One example of how some are doing things:
class My_Stuff {
public function my_function() {
// .. do something awesome
}
}
$Globals['my_stuff'] = new My_Stuff();
// In another file
global $my_stuff;
$my_stuff->my_function();
An example of how things should be done:
namespace My_Stuff;
function my_function() {
// ... do something awesome
}
// In another file
My_Stuff\my_function();
Globals
The “how some are doing things” example creates a standalone instance method rather than a static class function. If the function were static, a developer could easily just call [cci]My_Class::my_function()[/cci] anywhere in their code without issue.

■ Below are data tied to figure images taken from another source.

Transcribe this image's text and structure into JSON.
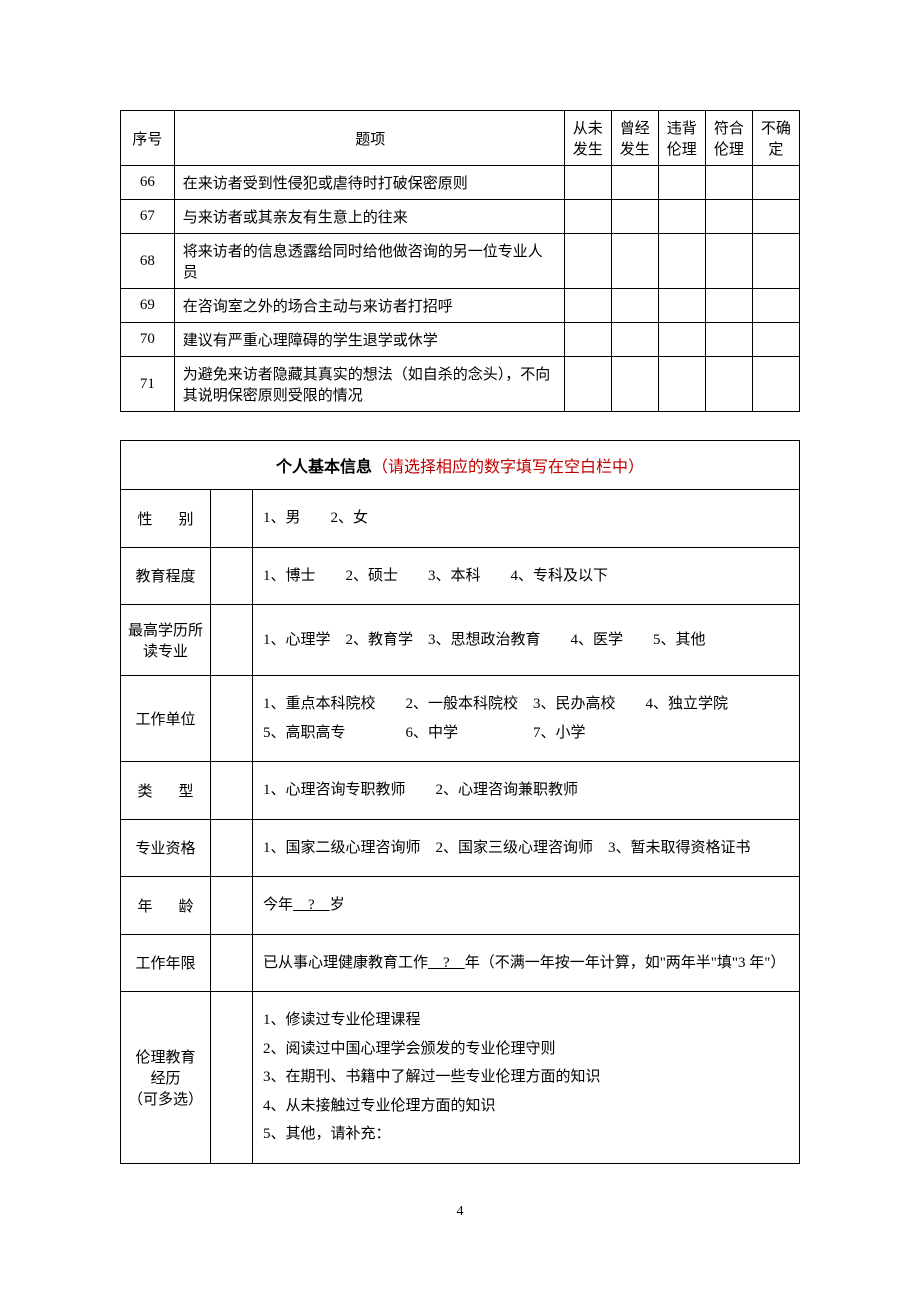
{
  "qTable": {
    "headers": {
      "num": "序号",
      "item": "题项",
      "c1_l1": "从未",
      "c1_l2": "发生",
      "c2_l1": "曾经",
      "c2_l2": "发生",
      "c3_l1": "违背",
      "c3_l2": "伦理",
      "c4_l1": "符合",
      "c4_l2": "伦理",
      "c5_l1": "不确",
      "c5_l2": "定"
    },
    "rows": [
      {
        "num": "66",
        "item": "在来访者受到性侵犯或虐待时打破保密原则"
      },
      {
        "num": "67",
        "item": "与来访者或其亲友有生意上的往来"
      },
      {
        "num": "68",
        "item": "将来访者的信息透露给同时给他做咨询的另一位专业人员"
      },
      {
        "num": "69",
        "item": "在咨询室之外的场合主动与来访者打招呼"
      },
      {
        "num": "70",
        "item": "建议有严重心理障碍的学生退学或休学"
      },
      {
        "num": "71",
        "item": "为避免来访者隐藏其真实的想法（如自杀的念头），不向其说明保密原则受限的情况"
      }
    ]
  },
  "infoTable": {
    "title_bold": "个人基本信息",
    "title_red": "（请选择相应的数字填写在空白栏中）",
    "rows": [
      {
        "label": "性别",
        "justify": true,
        "opts": "1、男　　2、女"
      },
      {
        "label": "教育程度",
        "justify": false,
        "opts": "1、博士　　2、硕士　　3、本科　　4、专科及以下"
      },
      {
        "label": "最高学历所读专业",
        "justify": false,
        "opts": "1、心理学　2、教育学　3、思想政治教育　　4、医学　　5、其他"
      },
      {
        "label": "工作单位",
        "justify": false,
        "opts": "1、重点本科院校　　2、一般本科院校　3、民办高校　　4、独立学院\n5、高职高专　　　　6、中学　　　　　7、小学"
      },
      {
        "label": "类型",
        "justify": true,
        "opts": "1、心理咨询专职教师　　2、心理咨询兼职教师"
      },
      {
        "label": "专业资格",
        "justify": false,
        "opts": "1、国家二级心理咨询师　2、国家三级心理咨询师　3、暂未取得资格证书"
      }
    ],
    "age": {
      "label": "年龄",
      "prefix": "今年",
      "mid": "　?　",
      "suffix": "岁"
    },
    "years": {
      "label": "工作年限",
      "prefix": "已从事心理健康教育工作",
      "mid": "　?　",
      "suffix": "年（不满一年按一年计算，如\"两年半\"填\"3 年\"）"
    },
    "ethics": {
      "label_l1": "伦理教育",
      "label_l2": "经历",
      "label_l3": "（可多选）",
      "o1": "1、修读过专业伦理课程",
      "o2": "2、阅读过中国心理学会颁发的专业伦理守则",
      "o3": "3、在期刊、书籍中了解过一些专业伦理方面的知识",
      "o4": "4、从未接触过专业伦理方面的知识",
      "o5": "5、其他，请补充："
    }
  },
  "pageNumber": "4"
}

If instead this is a method, then the developer needs a reference to a class instance to call it:
// Either
$my_stuff = new My_Stuff();
// Or
global $my_stuff; // instantiated elsewhere
// Then
$my_stuff->my_function();
If your class is defined in one file, instantiated in another, and the instance method is needed in yet another function (and for some reason you can’t create a second instance of the object), you’ll be tempted to store the original instance in a global variable.
This is a bad idea.
Global variables exist for every part of your application. From the time they’re instantiated to the time the PHP thread invokes [cci]shutdown()[/cci], your object will be sitting there, occupying memory, waiting to be used. One global object isn’t too bad; once you introduce the pattern, though, the global namespace begins to get crowded as more and more objects will be lying around as new developers join the project and copy-paste your design.
Lots of objects in the global namespace equals lots of memory consumption by your application.
Instead, be very careful about what information you actually need at different stages of the application. If you need an object in a function, take that object as a parameter to the function call. If for some reason you can’t add another parameter, create an object factory that can reliably return the object instance you need regardless of where you reference the factory.[ref]Storing a reference in an object factory will still keep it around and use memory. But the factory can also be smart about memory management and recycle the object if needed later. Also, either using a factory or passing an object by reference makes your code more unit-testable as it eliminates hidden dependencies on globals.[/ref]
The short version: global variables are bad, clutter your code, and can be a major stumbling project in terms of project maintainability. Don’t use them.